A religions of rules is all about the end results and only the end results. That is why it does not matter what is inside, as long as the outside of the cup is sparkling. A religion of the heart though, starts from within. I remember one time on a youth mission trip, after a day of missions work we were with all of the other work groups at a park and a pickup game of soccer started. It was a dry summer and the grass was coarse and withered. At one point I, without thinking, slid for the ball. I got it, but the rough grass really tore my leg up. An older gentleman who had come as a chaperone told me he would bandage it up, but first I needed to wash it off. When we got back to where we were staying I went to wash it off, but it was tender, it was time consuming. I did not want to go through the pain or the work it would take to do it right. After sort of half doing the job, I reported to our self-appointed medic who took one look at the wound and then looked me dead in the eyes and said, “Either you clean it right or the would festers. One way or another this dirt is coming out.”
This is the attitude we should have towards sin. Either we clean it out, or it is going to fester and come out in our lives in an ugly way. Just following rules is not going to get the job done. We cannot just clean the outside, we have to clean out the dirt that is in us. We have to remove it from our lives completely. Following the rules is not good enough if our motives are not in the right place. If we are being honest all of us have sin in our life, we have actions and attitudes that are not in alignment with mercy, grace, and justice. If we are being really honest most of us probably do not hate our own sin near enough. We put on our Sunday best and present a clean cup, while on the inside the dirt festers. When we read this morning’s scripture we too should feel called out, so may we in turn call out to God. When it comes to getting out of the muck and mire of our own sin, Jesus did not say pull yourself up by your own bootstraps, Jesus said surely I am with you until the end of the age.

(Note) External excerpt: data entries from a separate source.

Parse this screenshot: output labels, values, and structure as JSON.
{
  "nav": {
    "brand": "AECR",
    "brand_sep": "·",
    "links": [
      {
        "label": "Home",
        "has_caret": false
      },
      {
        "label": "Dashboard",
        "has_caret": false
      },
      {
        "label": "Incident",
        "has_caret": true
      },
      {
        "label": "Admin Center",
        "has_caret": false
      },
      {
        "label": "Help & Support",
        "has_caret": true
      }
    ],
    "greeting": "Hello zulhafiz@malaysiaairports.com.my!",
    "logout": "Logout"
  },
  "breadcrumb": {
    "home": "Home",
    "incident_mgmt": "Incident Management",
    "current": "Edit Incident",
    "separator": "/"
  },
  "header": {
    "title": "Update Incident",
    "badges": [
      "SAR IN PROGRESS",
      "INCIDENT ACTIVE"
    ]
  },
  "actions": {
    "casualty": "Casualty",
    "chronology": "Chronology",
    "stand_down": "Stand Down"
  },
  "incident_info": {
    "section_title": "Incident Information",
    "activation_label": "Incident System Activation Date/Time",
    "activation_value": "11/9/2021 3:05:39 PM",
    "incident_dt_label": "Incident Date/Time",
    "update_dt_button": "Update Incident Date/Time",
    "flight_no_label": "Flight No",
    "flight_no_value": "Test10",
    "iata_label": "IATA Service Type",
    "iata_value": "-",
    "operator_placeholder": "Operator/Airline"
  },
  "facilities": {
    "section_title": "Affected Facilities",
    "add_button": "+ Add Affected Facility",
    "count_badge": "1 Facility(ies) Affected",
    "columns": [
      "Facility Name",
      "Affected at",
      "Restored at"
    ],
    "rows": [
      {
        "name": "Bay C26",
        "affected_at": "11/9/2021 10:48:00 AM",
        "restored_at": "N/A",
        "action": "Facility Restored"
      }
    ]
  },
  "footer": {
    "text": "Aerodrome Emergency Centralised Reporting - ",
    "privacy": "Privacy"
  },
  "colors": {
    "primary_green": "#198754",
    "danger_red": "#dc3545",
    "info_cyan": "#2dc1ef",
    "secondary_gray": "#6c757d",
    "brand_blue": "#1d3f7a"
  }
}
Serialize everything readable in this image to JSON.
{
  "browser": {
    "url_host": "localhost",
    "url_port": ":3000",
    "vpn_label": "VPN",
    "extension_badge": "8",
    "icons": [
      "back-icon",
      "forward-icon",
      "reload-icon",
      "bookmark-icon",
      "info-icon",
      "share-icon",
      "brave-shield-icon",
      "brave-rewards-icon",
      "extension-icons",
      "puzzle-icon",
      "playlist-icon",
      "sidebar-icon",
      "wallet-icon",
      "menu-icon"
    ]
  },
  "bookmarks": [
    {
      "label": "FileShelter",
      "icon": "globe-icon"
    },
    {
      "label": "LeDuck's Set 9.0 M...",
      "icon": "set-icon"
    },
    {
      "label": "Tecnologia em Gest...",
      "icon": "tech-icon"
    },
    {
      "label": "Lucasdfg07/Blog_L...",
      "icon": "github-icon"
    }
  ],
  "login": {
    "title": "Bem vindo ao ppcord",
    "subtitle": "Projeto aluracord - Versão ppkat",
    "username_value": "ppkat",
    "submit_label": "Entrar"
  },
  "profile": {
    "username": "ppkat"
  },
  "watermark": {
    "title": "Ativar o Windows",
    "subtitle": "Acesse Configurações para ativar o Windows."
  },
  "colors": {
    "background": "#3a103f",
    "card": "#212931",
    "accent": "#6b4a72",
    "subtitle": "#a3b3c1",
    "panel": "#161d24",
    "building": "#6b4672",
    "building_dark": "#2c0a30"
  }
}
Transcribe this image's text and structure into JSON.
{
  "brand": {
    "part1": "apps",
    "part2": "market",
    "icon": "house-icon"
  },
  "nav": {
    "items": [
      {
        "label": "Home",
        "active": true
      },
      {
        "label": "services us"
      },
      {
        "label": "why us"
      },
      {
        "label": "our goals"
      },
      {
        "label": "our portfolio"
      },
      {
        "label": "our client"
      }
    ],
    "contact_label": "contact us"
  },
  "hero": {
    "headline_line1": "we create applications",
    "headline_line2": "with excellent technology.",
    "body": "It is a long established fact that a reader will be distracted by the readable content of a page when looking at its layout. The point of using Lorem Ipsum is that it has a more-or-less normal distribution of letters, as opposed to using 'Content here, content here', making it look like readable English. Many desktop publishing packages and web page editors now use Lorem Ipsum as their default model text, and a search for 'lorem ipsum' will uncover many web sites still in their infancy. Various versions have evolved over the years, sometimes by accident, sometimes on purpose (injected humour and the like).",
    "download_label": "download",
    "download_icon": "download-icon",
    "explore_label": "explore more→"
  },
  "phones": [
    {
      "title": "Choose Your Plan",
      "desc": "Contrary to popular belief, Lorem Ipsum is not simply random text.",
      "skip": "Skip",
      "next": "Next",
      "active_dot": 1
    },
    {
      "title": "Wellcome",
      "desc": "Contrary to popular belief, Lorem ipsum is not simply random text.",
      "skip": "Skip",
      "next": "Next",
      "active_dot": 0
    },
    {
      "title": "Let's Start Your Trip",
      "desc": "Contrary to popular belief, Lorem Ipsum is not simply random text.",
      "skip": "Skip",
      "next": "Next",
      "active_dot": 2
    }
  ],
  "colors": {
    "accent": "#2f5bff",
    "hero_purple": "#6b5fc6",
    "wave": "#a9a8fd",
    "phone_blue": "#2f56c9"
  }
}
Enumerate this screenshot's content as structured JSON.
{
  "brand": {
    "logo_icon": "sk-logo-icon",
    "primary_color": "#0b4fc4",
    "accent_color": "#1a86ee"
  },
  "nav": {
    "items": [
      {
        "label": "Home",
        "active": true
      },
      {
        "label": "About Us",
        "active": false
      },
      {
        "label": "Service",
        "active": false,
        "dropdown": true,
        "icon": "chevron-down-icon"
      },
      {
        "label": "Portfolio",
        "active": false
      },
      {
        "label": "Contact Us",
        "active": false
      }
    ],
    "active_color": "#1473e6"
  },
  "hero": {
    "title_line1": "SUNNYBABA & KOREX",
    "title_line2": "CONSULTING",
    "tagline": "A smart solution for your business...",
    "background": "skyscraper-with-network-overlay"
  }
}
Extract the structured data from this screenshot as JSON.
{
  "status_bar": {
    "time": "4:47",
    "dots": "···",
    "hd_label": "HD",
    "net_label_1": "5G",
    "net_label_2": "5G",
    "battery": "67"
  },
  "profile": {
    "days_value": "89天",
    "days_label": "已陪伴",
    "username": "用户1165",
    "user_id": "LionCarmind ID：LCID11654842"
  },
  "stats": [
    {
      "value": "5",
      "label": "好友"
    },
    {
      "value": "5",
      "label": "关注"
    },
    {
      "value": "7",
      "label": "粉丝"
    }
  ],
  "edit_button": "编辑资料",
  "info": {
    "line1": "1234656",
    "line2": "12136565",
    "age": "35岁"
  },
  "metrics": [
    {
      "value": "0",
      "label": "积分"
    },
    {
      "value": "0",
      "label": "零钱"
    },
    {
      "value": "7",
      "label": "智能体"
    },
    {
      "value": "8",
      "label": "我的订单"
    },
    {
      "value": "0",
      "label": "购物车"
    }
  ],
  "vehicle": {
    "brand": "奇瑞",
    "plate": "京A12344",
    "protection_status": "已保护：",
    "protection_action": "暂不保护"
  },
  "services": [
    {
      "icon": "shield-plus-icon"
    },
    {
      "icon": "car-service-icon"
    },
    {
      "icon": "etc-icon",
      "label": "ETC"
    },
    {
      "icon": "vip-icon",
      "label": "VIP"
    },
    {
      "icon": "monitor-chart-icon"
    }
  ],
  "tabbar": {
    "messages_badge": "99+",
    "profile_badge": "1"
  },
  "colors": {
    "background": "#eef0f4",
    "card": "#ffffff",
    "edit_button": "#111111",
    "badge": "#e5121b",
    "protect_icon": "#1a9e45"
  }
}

May we call out to Jesus. May we humbly cry out create in me a clean heart oh God, and renew a right spirit within me. May we seek God’s help to clean out the dirt and make our wounded souls whole again. May we not follow an empty religion of rules, because all that does is present a clean exterior, but may we submit to having the blood of Christ make the foulest depths of our hearts white as snow. May we have a religion of the heart, where we can honestly say to our God and our savior, “Take my heart, it is thine own, it shall be thy royal throne.”